Ini Catatan CSIS Jika Pilkada Langsung Ingin Dipertahankan
Poin Penting
|
JAKARTA, Investortrust.id -- Center for Strategic and International Studies (CSIS) memaparkan hasil risetnya terkait mekanisme pemilihan kepala daerah di Indonesia. Kepala Departmen Politik dan Perubahan CSIS Arya Fernandes menyampaikan sejumlah catatan yang harus diperbaiki jika sistem pilkada langsung ingin terus dipertahankan di semua level.
Arya mengusulkan agar penerapan masa jeda selama satu siklus pemilu bagi calon kepala daerah yang memiliki hubungan kekerabatan dengan petahana. Arya mengungkapkan, tren politik dinasti terus mengalami peningkatan dari waktu ke waktu.
"Nah itu mungkin kalau kita lihat data, itu dinasti politik itu meningkat dari Pilkada ke Pilkada. Dan angkanya terus mengalami peningkatan yang begitu tinggi," kata Arya dalam Talkshow Pro Kontra Mekanisme Pemilihan Kepala Daerah" di Auditorium CSIS, Jakarta, Rabu (15/10/2025).

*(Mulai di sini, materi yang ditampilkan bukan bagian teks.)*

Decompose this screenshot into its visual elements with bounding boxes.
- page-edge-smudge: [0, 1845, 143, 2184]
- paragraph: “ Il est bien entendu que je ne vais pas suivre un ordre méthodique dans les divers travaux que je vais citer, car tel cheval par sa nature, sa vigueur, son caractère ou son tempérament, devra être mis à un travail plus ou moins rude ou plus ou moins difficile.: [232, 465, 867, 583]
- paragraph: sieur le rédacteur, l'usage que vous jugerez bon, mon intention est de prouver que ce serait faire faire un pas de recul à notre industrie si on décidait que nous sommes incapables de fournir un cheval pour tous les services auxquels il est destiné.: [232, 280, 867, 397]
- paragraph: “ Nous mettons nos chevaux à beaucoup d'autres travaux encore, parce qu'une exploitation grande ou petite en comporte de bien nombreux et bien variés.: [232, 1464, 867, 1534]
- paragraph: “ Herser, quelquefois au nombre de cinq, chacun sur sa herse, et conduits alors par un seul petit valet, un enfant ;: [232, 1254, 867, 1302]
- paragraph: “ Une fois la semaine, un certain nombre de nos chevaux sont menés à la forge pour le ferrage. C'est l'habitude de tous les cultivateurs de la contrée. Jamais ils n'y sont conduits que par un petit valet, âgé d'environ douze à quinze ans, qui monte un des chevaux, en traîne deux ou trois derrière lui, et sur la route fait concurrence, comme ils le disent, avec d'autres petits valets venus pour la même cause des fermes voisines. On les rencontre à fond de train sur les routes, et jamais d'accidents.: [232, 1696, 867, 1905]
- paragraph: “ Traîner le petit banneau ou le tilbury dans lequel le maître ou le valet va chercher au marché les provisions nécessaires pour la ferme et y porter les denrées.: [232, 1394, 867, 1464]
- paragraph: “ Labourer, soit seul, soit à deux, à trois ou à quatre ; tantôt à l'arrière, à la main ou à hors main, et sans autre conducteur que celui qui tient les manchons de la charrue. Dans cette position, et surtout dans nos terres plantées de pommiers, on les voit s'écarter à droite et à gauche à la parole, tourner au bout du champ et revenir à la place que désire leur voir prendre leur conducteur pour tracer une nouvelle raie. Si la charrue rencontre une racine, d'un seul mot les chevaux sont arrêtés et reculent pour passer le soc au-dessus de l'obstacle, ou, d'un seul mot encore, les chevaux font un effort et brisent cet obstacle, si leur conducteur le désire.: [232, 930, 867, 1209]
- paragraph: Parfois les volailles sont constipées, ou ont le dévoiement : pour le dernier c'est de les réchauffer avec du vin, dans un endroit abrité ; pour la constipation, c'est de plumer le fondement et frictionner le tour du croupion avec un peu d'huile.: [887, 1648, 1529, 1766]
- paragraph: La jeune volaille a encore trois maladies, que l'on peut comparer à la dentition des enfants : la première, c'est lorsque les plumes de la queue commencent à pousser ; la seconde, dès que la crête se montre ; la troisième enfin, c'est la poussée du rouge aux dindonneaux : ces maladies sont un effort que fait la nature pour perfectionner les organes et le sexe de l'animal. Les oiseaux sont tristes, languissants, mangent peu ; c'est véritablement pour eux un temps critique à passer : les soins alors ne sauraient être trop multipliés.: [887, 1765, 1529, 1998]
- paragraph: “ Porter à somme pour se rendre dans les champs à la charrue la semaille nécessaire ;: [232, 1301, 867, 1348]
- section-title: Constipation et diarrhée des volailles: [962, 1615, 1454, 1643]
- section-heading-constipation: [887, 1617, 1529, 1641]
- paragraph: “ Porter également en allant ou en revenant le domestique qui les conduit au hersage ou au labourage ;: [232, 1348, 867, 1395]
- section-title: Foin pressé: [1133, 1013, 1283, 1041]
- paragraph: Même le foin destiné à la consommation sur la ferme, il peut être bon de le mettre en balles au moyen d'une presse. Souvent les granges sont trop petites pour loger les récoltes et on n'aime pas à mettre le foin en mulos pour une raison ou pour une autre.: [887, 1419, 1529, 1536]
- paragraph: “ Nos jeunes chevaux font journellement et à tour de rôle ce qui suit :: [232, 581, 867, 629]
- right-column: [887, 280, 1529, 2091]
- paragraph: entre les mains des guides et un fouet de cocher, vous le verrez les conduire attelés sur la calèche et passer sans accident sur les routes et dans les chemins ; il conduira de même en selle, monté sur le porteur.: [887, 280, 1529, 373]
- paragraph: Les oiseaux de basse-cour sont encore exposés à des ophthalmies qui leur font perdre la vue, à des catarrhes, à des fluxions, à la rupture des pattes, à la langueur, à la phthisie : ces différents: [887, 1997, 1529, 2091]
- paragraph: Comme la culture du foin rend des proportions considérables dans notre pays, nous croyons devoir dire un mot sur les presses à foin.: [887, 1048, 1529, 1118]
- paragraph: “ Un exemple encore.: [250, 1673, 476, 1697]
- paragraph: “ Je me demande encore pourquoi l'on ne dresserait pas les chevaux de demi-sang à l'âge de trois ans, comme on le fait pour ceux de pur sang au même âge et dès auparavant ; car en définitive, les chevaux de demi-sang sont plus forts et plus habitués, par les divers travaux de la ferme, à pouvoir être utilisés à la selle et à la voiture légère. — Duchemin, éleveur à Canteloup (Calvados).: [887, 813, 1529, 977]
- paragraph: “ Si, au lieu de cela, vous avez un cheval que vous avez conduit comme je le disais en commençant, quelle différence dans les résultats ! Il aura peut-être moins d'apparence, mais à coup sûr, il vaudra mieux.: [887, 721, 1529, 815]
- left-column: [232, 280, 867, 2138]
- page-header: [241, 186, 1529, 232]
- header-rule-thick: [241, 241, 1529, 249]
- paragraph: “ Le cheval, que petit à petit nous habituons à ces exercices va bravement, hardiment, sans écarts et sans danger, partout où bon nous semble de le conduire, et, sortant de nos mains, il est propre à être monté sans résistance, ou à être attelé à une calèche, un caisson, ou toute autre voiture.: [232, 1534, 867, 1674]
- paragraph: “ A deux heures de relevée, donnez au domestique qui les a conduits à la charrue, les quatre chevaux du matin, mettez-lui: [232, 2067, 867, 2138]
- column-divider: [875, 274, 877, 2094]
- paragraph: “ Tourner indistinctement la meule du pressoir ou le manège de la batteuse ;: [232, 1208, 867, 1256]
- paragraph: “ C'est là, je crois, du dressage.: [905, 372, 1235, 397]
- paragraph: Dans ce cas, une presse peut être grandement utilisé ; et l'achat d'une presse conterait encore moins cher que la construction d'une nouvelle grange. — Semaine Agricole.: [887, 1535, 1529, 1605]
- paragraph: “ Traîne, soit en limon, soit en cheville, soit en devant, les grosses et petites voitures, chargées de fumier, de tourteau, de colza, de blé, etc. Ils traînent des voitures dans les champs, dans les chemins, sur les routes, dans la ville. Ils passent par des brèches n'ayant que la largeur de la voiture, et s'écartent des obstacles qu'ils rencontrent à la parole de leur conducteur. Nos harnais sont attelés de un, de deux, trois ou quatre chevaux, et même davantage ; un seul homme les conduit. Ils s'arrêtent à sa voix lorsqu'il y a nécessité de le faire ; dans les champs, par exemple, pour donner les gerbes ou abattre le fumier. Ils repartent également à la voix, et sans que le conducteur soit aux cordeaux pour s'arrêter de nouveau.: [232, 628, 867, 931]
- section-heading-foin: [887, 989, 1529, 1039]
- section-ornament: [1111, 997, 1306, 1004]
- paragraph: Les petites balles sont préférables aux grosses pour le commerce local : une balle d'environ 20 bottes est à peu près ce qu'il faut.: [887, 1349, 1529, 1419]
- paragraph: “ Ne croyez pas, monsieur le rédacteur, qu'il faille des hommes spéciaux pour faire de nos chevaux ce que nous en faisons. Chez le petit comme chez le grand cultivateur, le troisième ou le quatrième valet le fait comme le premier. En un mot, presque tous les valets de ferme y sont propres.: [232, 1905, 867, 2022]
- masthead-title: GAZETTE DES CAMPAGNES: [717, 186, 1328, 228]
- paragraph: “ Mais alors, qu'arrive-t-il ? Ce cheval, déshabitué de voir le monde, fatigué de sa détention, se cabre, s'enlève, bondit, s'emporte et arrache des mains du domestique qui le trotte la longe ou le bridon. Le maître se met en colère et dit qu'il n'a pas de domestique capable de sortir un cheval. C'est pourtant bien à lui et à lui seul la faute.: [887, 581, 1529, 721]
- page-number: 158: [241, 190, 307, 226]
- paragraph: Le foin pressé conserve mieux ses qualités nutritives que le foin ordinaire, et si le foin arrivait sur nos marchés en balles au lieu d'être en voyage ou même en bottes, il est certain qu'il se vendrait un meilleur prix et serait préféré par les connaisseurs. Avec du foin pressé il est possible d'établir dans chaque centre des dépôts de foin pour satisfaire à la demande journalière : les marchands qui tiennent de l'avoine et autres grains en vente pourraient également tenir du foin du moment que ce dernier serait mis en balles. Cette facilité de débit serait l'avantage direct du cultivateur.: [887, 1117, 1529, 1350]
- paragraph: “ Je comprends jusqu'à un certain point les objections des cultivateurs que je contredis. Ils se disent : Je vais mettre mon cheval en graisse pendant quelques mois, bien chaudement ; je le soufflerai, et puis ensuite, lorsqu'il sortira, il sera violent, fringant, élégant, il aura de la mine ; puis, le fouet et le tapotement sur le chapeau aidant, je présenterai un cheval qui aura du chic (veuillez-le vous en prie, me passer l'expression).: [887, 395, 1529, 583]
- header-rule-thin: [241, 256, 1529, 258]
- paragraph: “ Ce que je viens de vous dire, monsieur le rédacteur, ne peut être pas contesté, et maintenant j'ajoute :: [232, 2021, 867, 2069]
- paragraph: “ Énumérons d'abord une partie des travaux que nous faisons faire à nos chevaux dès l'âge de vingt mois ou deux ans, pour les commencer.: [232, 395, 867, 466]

Arya menuturkan aturan serupa sempat diatur dalam undang-undang sebelumnya, namun tidak lagi berlaku. Ia mengusulkan agar ketentuan masa jeda bagi kerabat petahana diberlakukan kembali minimal satu kali siklus pemilu.
"Mungkin kita bisa mendorong kembali masa perjedaan bagi seseorang yang memiliki hubungan kekerabatan dengan petahana di semua level, untuk baru bisa mencalonkan setelah melewati satu kali siklus pemilu," ujarnya.
CSIS juga mengusulkan agar pengucuran dana hibah oleh pemerintah 6 bulan sebelum masa pemilu dihentikan. Hal itu dilakukan agar suasana kompetisi lebih fair.
Selain itu, CSIS juga mengusulkan agar pembiayaan pilkada langsung ditransfer ke KPU. Langkah itu dilakukan untuk menghindari konflik kepentingan petahana.
"Sehingga sebaiknya kami mengusulkan, supaya pembiayaannya langsung ditransfer ke rekening KPUD," ucapnya.
CSIS juga mengusulkan agar kenggotaan partai politik bagi seorang yang ingin maju dalam pilkada diatur. Terakhir CSIS juga menyarankan agar ada aturan proses kandidasi dan rekrutmen calon lebih ketat untuk mendapatkan kepala daerah yang berkualitas.
Talkshow menghadirkan Wakil Ketua Badan Legislasi (Baleg) DPR RI, Ahmad Doli Kurnia, Sekretaris Jenderal Himpunan Pengusaha Muda Indonesia (Sekjen HIPMI) Anggawira,
Ketua Hubungan Antar Lembaga Asosiasi Pengusaha Indonesia (Apindo) Sarman Simanjorang, dan Direktur Politik Dalam Negeri Ditjen Politik dan PUM Kementerian Dalam Negeri (Kemendagri) Akbar Ali.